Friday 28 March 2014

Encounter

"Hello," the man greeted, as I trotted down the corridor. "Is there a big event on this weekend?"

I turned to face him and felt it. "It" was a strange combination of emotion and physical reaction that caught me completely off-guard; the stomach lurch, the sudden urge to vomit as my gag reflex kicked in, dizziness and itchy feet. I don't know if you've ever had real itchy feet (not just the metaphorical "it's time for a holiday" type) - the urge to run for the hills that is so overwhelming that you can't physically stand still...

It wasn't the first time I had seen him over the weekend. When I arrived last Friday night, he was on his way out of the gym. But it had been nice and easy that time - I kept my head down and scurried on by as he left. This was a little different.

Who was he? He was the man who raped me last year. I knew there was a chance that he would be around. Though it was a hotel, he was a gym member and it did make sense that he'd be around at some point. But I had rationalised that the probability of encountering him was low; I would have to be passing that same part of the corridor at the same moment. Unless I decided to chill out in the gym, it was highly unlikely. I didn't think I'd see him multiple times.

Part of me wanted to run as fast as I could. Perhaps I would have done, but I was wearing my crew badge on my lanyard, and I knew I was representing the company. So I forced myself to stop, take a breath and smiled back at him.

I'm kinda good at that now, the composing myself to look like I'm comfortable. Between meetings with male colleagues, kids' dads and other things, I'm fairly used to being alone with men (though still dislike it), and have developed a series of barriers that allow me to fake it - big smile, straight back, confident, professional attitude and an awareness of my potential escape route. And breathing. Breathing's quite important, as is holding my hands in front of me so no-one can see them shake.
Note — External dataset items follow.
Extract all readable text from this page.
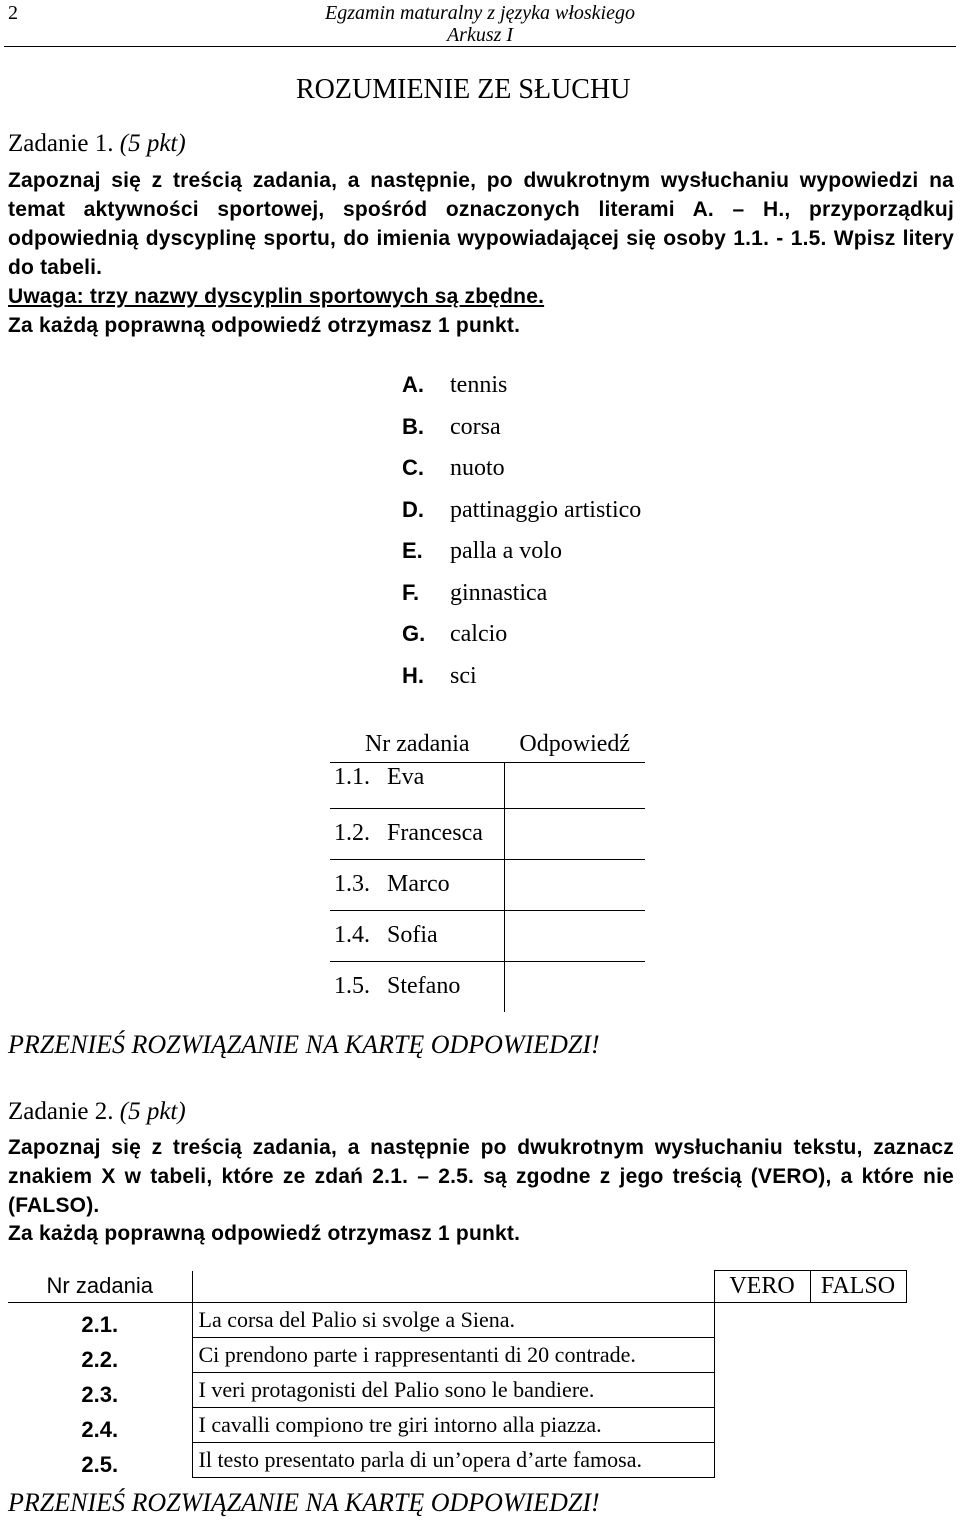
2	Egzamin maturalny z języka włoskiego
Arkusz I
ROZUMIENIE ZE SŁUCHU
Zadanie 1. (5 pkt)
Zapoznaj się z treścią zadania, a następnie, po dwukrotnym wysłuchaniu wypowiedzi na temat aktywności sportowej, spośród oznaczonych literami A. – H., przyporządkuj odpowiednią dyscyplinę sportu, do imienia wypowiadającej się osoby 1.1. - 1.5. Wpisz litery do tabeli.
Uwaga: trzy nazwy dyscyplin sportowych są zbędne.
Za każdą poprawną odpowiedź otrzymasz 1 punkt.
A. tennis
B. corsa
C. nuoto
D. pattinaggio artistico
E. palla a volo
F. ginnastica
G. calcio
H. sci
Nr zadania		Odpowiedź
1.1.	Eva	
1.2.	Francesca	
1.3.	Marco	
1.4.	Sofia	
1.5.	Stefano	
PRZENIEŚ ROZWIĄZANIE NA KARTĘ ODPOWIEDZI!
Zadanie 2. (5 pkt)
Zapoznaj się z treścią zadania, a następnie po dwukrotnym wysłuchaniu tekstu, zaznacz znakiem X w tabeli, które ze zdań 2.1. – 2.5. są zgodne z jego treścią (VERO), a które nie (FALSO).
Za każdą poprawną odpowiedź otrzymasz 1 punkt.
Nr zadania		VERO	FALSO
2.1.	La corsa del Palio si svolge a Siena.		
2.2.	Ci prendono parte i rappresentanti di 20 contrade.		
2.3.	I veri protagonisti del Palio sono le bandiere.		
2.4.	I cavalli compiono tre giri intorno alla piazza.		
2.5.	Il testo presentato parla di un’opera d’arte famosa.		
PRZENIEŚ ROZWIĄZANIE NA KARTĘ ODPOWIEDZI!
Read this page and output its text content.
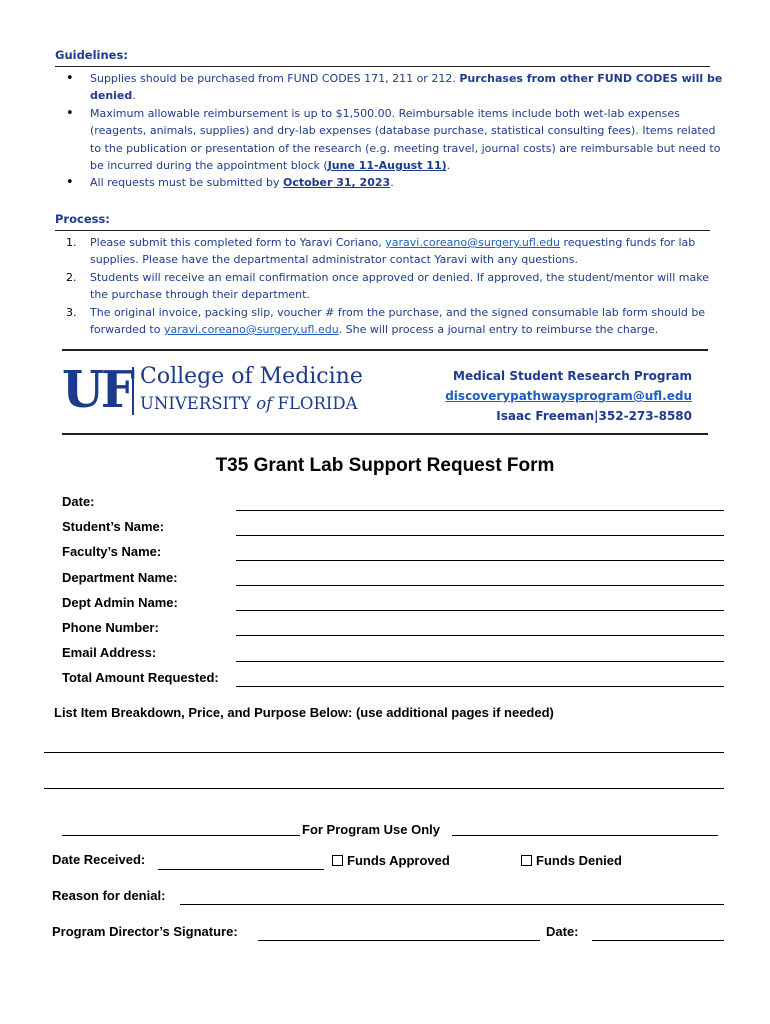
Guidelines:
• Supplies should be purchased from FUND CODES 171, 211 or 212. Purchases from other FUND CODES will be denied.
• Maximum allowable reimbursement is up to $1,500.00. Reimbursable items include both wet-lab expenses (reagents, animals, supplies) and dry-lab expenses (database purchase, statistical consulting fees). Items related to the publication or presentation of the research (e.g. meeting travel, journal costs) are reimbursable but need to be incurred during the appointment block (June 11-August 11).
• All requests must be submitted by October 31, 2023.
Process:
1. Please submit this completed form to Yaravi Coriano, yaravi.coreano@surgery.ufl.edu requesting funds for lab supplies. Please have the departmental administrator contact Yaravi with any questions.
2. Students will receive an email confirmation once approved or denied. If approved, the student/mentor will make the purchase through their department.
3. The original invoice, packing slip, voucher # from the purchase, and the signed consumable lab form should be forwarded to yaravi.coreano@surgery.ufl.edu. She will process a journal entry to reimburse the charge.
UF College of Medicine
UNIVERSITY of FLORIDA
Medical Student Research Program
discoverypathwaysprogram@ufl.edu
Isaac Freeman|352-273-8580
T35 Grant Lab Support Request Form
Date:
Student’s Name:
Faculty’s Name:
Department Name:
Dept Admin Name:
Phone Number:
Email Address:
Total Amount Requested:
List Item Breakdown, Price, and Purpose Below: (use additional pages if needed)
For Program Use Only
Date Received:	Funds Approved	Funds Denied
Reason for denial:
Program Director’s Signature:	Date:
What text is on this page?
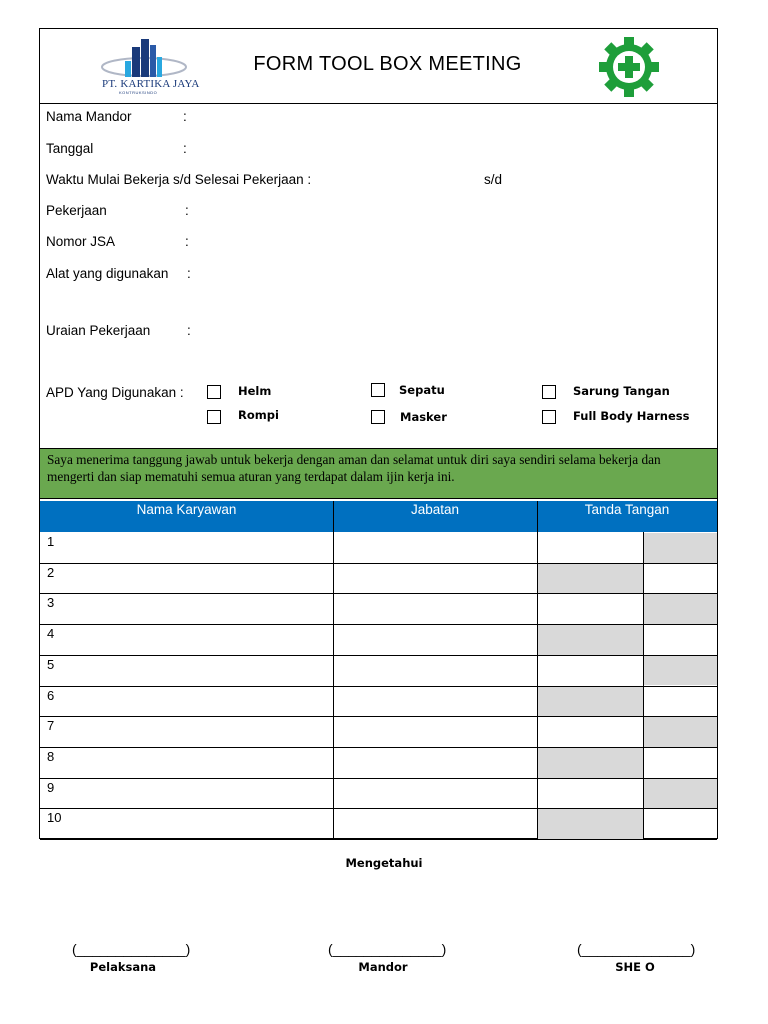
PT. KARTIKA JAYA
KONTRUKSINDO
FORM TOOL BOX MEETING
Nama Mandor	:
Tanggal	:
Waktu Mulai Bekerja s/d Selesai Pekerjaan :	s/d
Pekerjaan	:
Nomor JSA	:
Alat yang digunakan :
Uraian Pekerjaan	:
APD Yang Digunakan :	Helm	Sepatu	Sarung Tangan
Rompi	Masker	Full Body Harness
Saya menerima tanggung jawab untuk bekerja dengan aman dan selamat untuk diri saya sendiri selama bekerja dan mengerti dan siap mematuhi semua aturan yang terdapat dalam ijin kerja ini.
Nama Karyawan	Jabatan	Tanda Tangan
1
2
3
4
5
6
7
8
9
10
Mengetahui
(______________)
Pelaksana
(______________)
Mandor
(______________)
SHE O
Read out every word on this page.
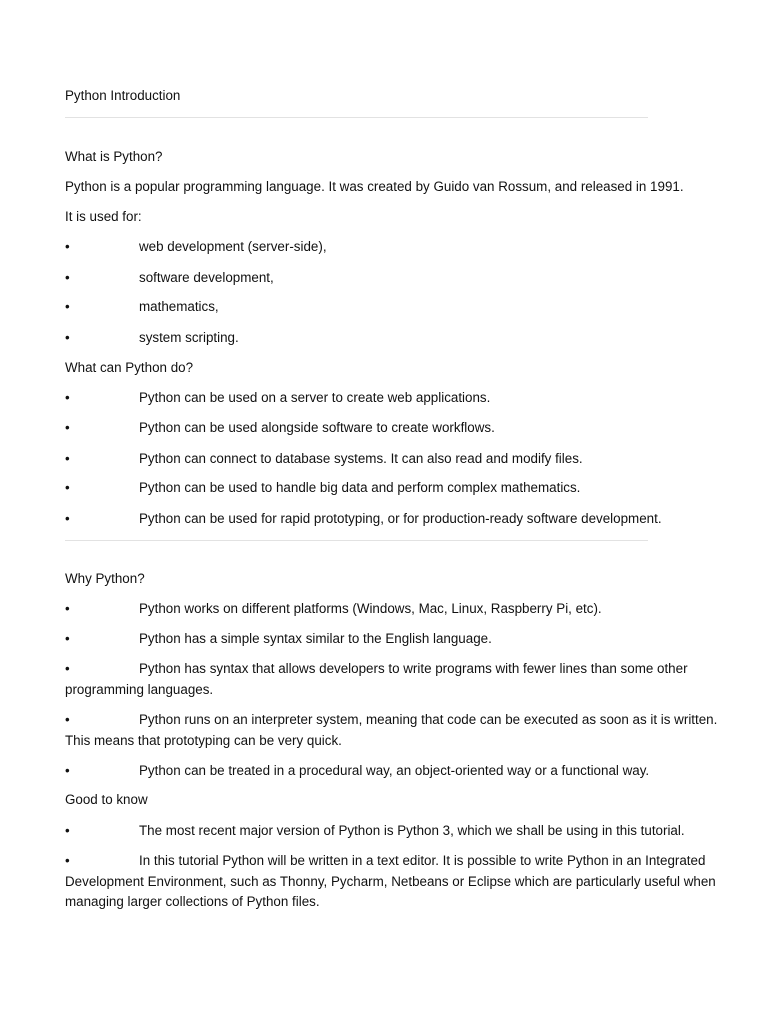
Python Introduction
What is Python?
Python is a popular programming language. It was created by Guido van Rossum, and released in 1991.
It is used for:
•	web development (server-side),
•	software development,
•	mathematics,
•	system scripting.
What can Python do?
•	Python can be used on a server to create web applications.
•	Python can be used alongside software to create workflows.
•	Python can connect to database systems. It can also read and modify files.
•	Python can be used to handle big data and perform complex mathematics.
•	Python can be used for rapid prototyping, or for production-ready software development.
Why Python?
•	Python works on different platforms (Windows, Mac, Linux, Raspberry Pi, etc).
•	Python has a simple syntax similar to the English language.
•	Python has syntax that allows developers to write programs with fewer lines than some other programming languages.
•	Python runs on an interpreter system, meaning that code can be executed as soon as it is written. This means that prototyping can be very quick.
•	Python can be treated in a procedural way, an object-oriented way or a functional way.
Good to know
•	The most recent major version of Python is Python 3, which we shall be using in this tutorial.
•	In this tutorial Python will be written in a text editor. It is possible to write Python in an Integrated Development Environment, such as Thonny, Pycharm, Netbeans or Eclipse which are particularly useful when managing larger collections of Python files.
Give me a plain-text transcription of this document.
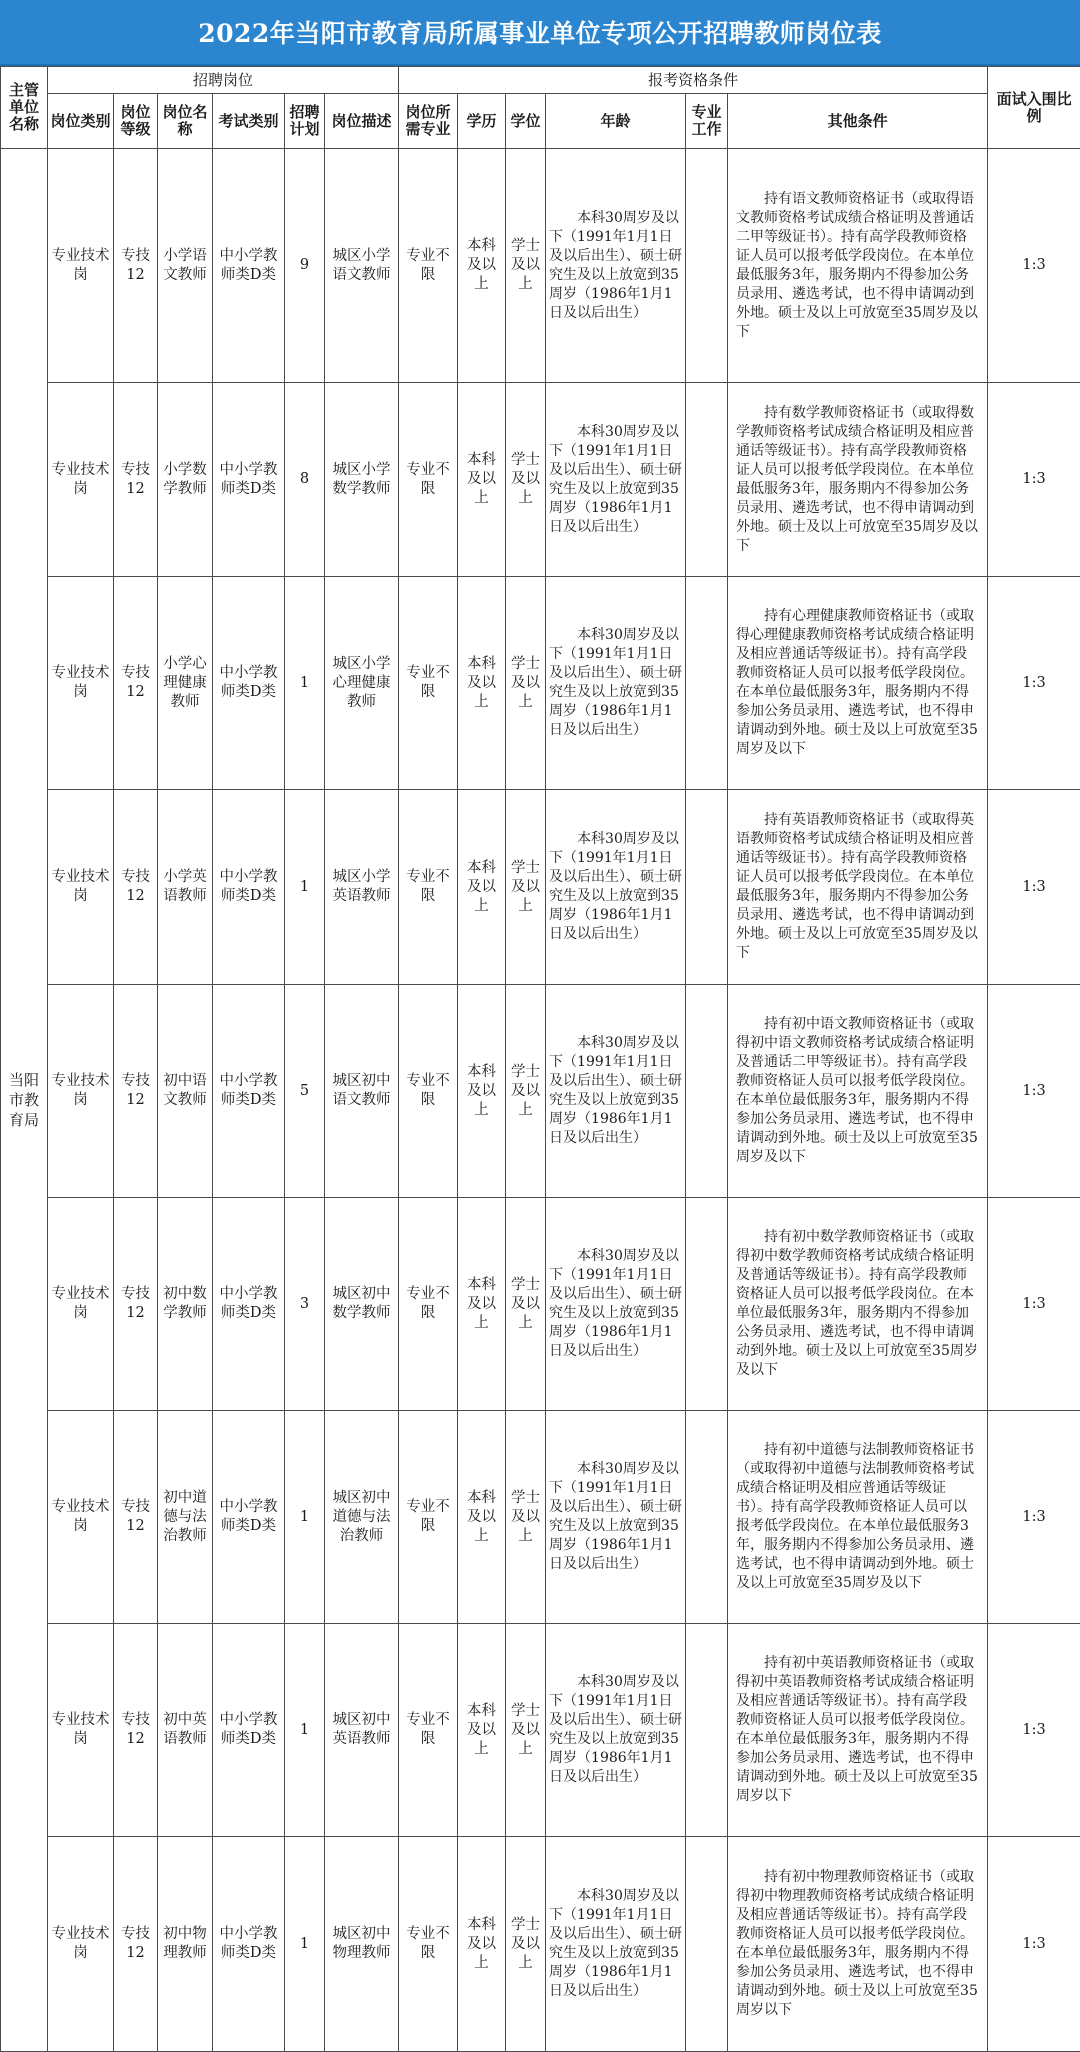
2022年当阳市教育局所属事业单位专项公开招聘教师岗位表
主管单位名称	招聘岗位						报考资格条件						面试入围比例
	岗位类别	岗位等级	岗位名称	考试类别	招聘计划	岗位描述	岗位所需专业	学历	学位	年龄	专业工作	其他条件	
当阳市教育局	专业技术岗	专技12	小学语文教师	中小学教师类D类	9	城区小学语文教师	专业不限	本科及以上	学士及以上	本科30周岁及以下（1991年1月1日及以后出生）、硕士研究生及以上放宽到35周岁（1986年1月1日及以后出生）		持有语文教师资格证书（或取得语文教师资格考试成绩合格证明及普通话二甲等级证书）。持有高学段教师资格证人员可以报考低学段岗位。在本单位最低服务3年，服务期内不得参加公务员录用、遴选考试，也不得申请调动到外地。硕士及以上可放宽至35周岁及以下	1:3
	专业技术岗	专技12	小学数学教师	中小学教师类D类	8	城区小学数学教师	专业不限	本科及以上	学士及以上	本科30周岁及以下（1991年1月1日及以后出生）、硕士研究生及以上放宽到35周岁（1986年1月1日及以后出生）		持有数学教师资格证书（或取得数学教师资格考试成绩合格证明及相应普通话等级证书）。持有高学段教师资格证人员可以报考低学段岗位。在本单位最低服务3年，服务期内不得参加公务员录用、遴选考试，也不得申请调动到外地。硕士及以上可放宽至35周岁及以下	1:3
	专业技术岗	专技12	小学心理健康教师	中小学教师类D类	1	城区小学心理健康教师	专业不限	本科及以上	学士及以上	本科30周岁及以下（1991年1月1日及以后出生）、硕士研究生及以上放宽到35周岁（1986年1月1日及以后出生）		持有心理健康教师资格证书（或取得心理健康教师资格考试成绩合格证明及相应普通话等级证书）。持有高学段教师资格证人员可以报考低学段岗位。在本单位最低服务3年，服务期内不得参加公务员录用、遴选考试，也不得申请调动到外地。硕士及以上可放宽至35周岁及以下	1:3
	专业技术岗	专技12	小学英语教师	中小学教师类D类	1	城区小学英语教师	专业不限	本科及以上	学士及以上	本科30周岁及以下（1991年1月1日及以后出生）、硕士研究生及以上放宽到35周岁（1986年1月1日及以后出生）		持有英语教师资格证书（或取得英语教师资格考试成绩合格证明及相应普通话等级证书）。持有高学段教师资格证人员可以报考低学段岗位。在本单位最低服务3年，服务期内不得参加公务员录用、遴选考试，也不得申请调动到外地。硕士及以上可放宽至35周岁及以下	1:3
	专业技术岗	专技12	初中语文教师	中小学教师类D类	5	城区初中语文教师	专业不限	本科及以上	学士及以上	本科30周岁及以下（1991年1月1日及以后出生）、硕士研究生及以上放宽到35周岁（1986年1月1日及以后出生）		持有初中语文教师资格证书（或取得初中语文教师资格考试成绩合格证明及普通话二甲等级证书）。持有高学段教师资格证人员可以报考低学段岗位。在本单位最低服务3年，服务期内不得参加公务员录用、遴选考试，也不得申请调动到外地。硕士及以上可放宽至35周岁及以下	1:3
	专业技术岗	专技12	初中数学教师	中小学教师类D类	3	城区初中数学教师	专业不限	本科及以上	学士及以上	本科30周岁及以下（1991年1月1日及以后出生）、硕士研究生及以上放宽到35周岁（1986年1月1日及以后出生）		持有初中数学教师资格证书（或取得初中数学教师资格考试成绩合格证明及普通话等级证书）。持有高学段教师资格证人员可以报考低学段岗位。在本单位最低服务3年，服务期内不得参加公务员录用、遴选考试，也不得申请调动到外地。硕士及以上可放宽至35周岁及以下	1:3
	专业技术岗	专技12	初中道德与法治教师	中小学教师类D类	1	城区初中道德与法治教师	专业不限	本科及以上	学士及以上	本科30周岁及以下（1991年1月1日及以后出生）、硕士研究生及以上放宽到35周岁（1986年1月1日及以后出生）		持有初中道德与法制教师资格证书（或取得初中道德与法制教师资格考试成绩合格证明及相应普通话等级证书）。持有高学段教师资格证人员可以报考低学段岗位。在本单位最低服务3年，服务期内不得参加公务员录用、遴选考试，也不得申请调动到外地。硕士及以上可放宽至35周岁及以下	1:3
	专业技术岗	专技12	初中英语教师	中小学教师类D类	1	城区初中英语教师	专业不限	本科及以上	学士及以上	本科30周岁及以下（1991年1月1日及以后出生）、硕士研究生及以上放宽到35周岁（1986年1月1日及以后出生）		持有初中英语教师资格证书（或取得初中英语教师资格考试成绩合格证明及相应普通话等级证书）。持有高学段教师资格证人员可以报考低学段岗位。在本单位最低服务3年，服务期内不得参加公务员录用、遴选考试，也不得申请调动到外地。硕士及以上可放宽至35周岁以下	1:3
	专业技术岗	专技12	初中物理教师	中小学教师类D类	1	城区初中物理教师	专业不限	本科及以上	学士及以上	本科30周岁及以下（1991年1月1日及以后出生）、硕士研究生及以上放宽到35周岁（1986年1月1日及以后出生）		持有初中物理教师资格证书（或取得初中物理教师资格考试成绩合格证明及相应普通话等级证书）。持有高学段教师资格证人员可以报考低学段岗位。在本单位最低服务3年，服务期内不得参加公务员录用、遴选考试，也不得申请调动到外地。硕士及以上可放宽至35周岁以下	1:3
It's become so automatic, that I barely have to think about it on a day to day basis.

But I did last Saturday...

"Yes," I told him, my hands gripped tightly together. I told him the name of the company and explained, "It's a signing event."

He nodded. "I've heard of that one before. Are you staff or just here for fun?"

I explained that I was crew and answered his questions patiently and politely, whilst silently praying for him to leave me the hell alone.

Afterwards, it took me a while to verbalise what upset me about the encounter. "Of course you were upset - he raped you" doesn't actually cover the whole reaction and range of feelings. It was more than that. It was more than fear of him, or sorrow at what I went through, or anger at what he did or a sense of isolation....

It was absolute rage and indignation. Because not only did he turn my world upside down last summer, just when I thought I was finding my feet, but he had the gall to talk to me like I was just another person.  And that's when I realised that - to him - I was just another person.

He changed my life, had a great impact on it. But I had no impact on his. I was nothing more than a body to him and I never would be. He didn't feel any remorse or guilt or anything, because he couldn't remember me or my face, even though he spent all that time hurting me in the most vile, intimate and personal manner. He will never remember my face, but I will never forget his.